Acht Siege bei der „Bayerischen“, die wieder einmal vom DRCN in Rain am Lech organisiert wird, und ein Sieg bei den Süddeutschen Meisterschaften dokumentieren die sportliche Aufwärtsentwicklung.
Philipp Graf und Hans Sandner werden für einen Länderkampf gegen England, Österreich und Luxemburg im K2 über 1000 m nominiert und belegen Platz 3.
Hans Sandner qualifiziert sich für die Europameisterschaften in Moskau. Im K2 über 10000 m belegt er zusammen mit Erich Pasch (Saarbrücken) den 12. Platz von 24 gemeldeten Nationen.

 

 

Bildmitte: vorne Philipp Graf, hinten Hans Sandner

 

1970 Erneut wird der Verein vom Tod seines Vorsitzenden überrascht. Max Neuner hat sich neben seinen Vorstandsaufgaben beim DRCN auch als Bezirksvorsitzender des Kanu-Verbands Schwaben unermüdlich für die Austragung der olympischen Wettbewerbe 1972 im Kanu-Slalom in Augsburg eingesetzt. 
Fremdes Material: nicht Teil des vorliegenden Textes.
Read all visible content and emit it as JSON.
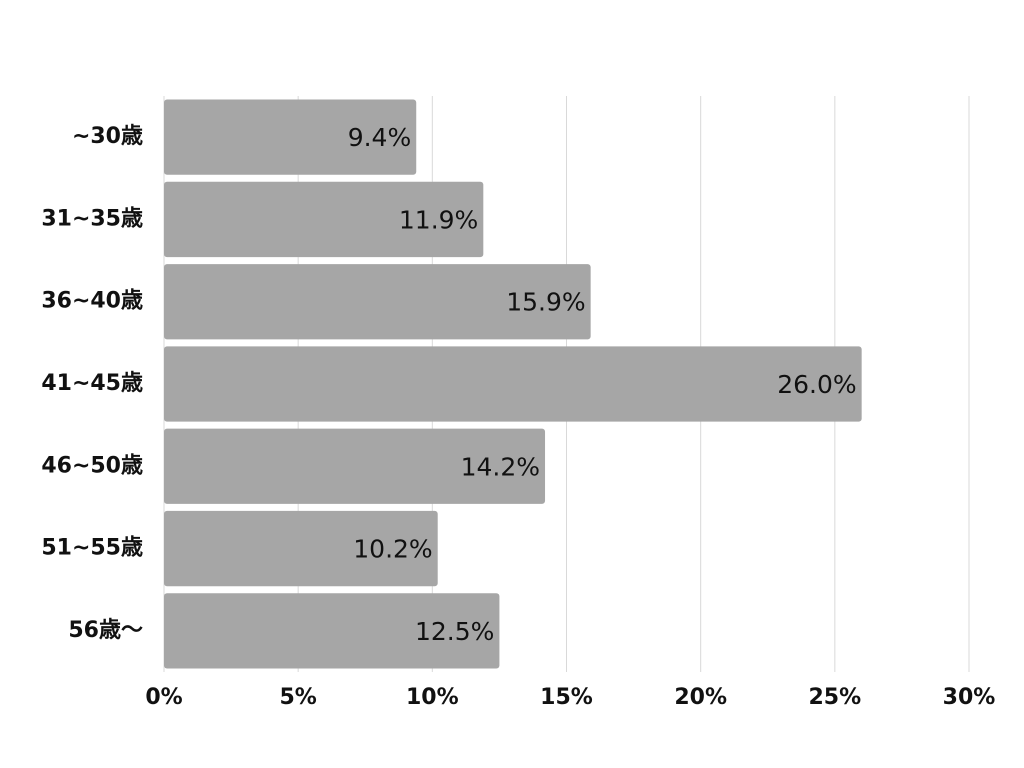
{
  "chart_data": {
    "type": "bar",
    "orientation": "horizontal",
    "categories": [
      "~30歳",
      "31~35歳",
      "36~40歳",
      "41~45歳",
      "46~50歳",
      "51~55歳",
      "56歳〜"
    ],
    "values": [
      9.4,
      11.9,
      15.9,
      26.0,
      14.2,
      10.2,
      12.5
    ],
    "value_labels": [
      "9.4%",
      "11.9%",
      "15.9%",
      "26.0%",
      "14.2%",
      "10.2%",
      "12.5%"
    ],
    "color": "#a6a6a6",
    "xlim": [
      0,
      30
    ],
    "xticks": [
      {
        "value": 0,
        "label": "0%"
      },
      {
        "value": 5,
        "label": "5%"
      },
      {
        "value": 10,
        "label": "10%"
      },
      {
        "value": 15,
        "label": "15%"
      },
      {
        "value": 20,
        "label": "20%"
      },
      {
        "value": 25,
        "label": "25%"
      },
      {
        "value": 30,
        "label": "30%"
      }
    ],
    "grid": true
  }
}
Das sportliche Niveau kann nach dem Wechsel von Hans Sandner nach Neckarsulm nicht gehalten werden. Ein Sieg bei den Bayerischen Meisterschaften in Aschaffenburg ist die sportliche Ausbeute. Auf der Donau von Neuburg nach Ingolstadt wird die traditionelle Langstreckenregatta wegen der zunehmenden Verbauung durch Stauseen zum letzten Mal ausgetragen. Mit 170 Teilnehmern aus 23 Vereinen findet die Regatta ein lebhaftes Echo.

 

1971 Mitten in der Bauphase übernimmt Hermann Stempfle erneut als 1. Vorstand für zwei Jahre. Man kann zum ersten Mal in der Vereinsgeschichte zu einer Generalversammlung in das neu erbaute, clubeigene Vereinsheim einladen, das in dreijähriger Bauzeit mit viel Engagement der Mitglieder erstellt wurde. Eine Partnerschaft wird mit der Neuburger Wasserwacht vereinbart, die ihre Stammtische und Versammlungen zukünftig ebenfalls im Vereinsheim abhalten.   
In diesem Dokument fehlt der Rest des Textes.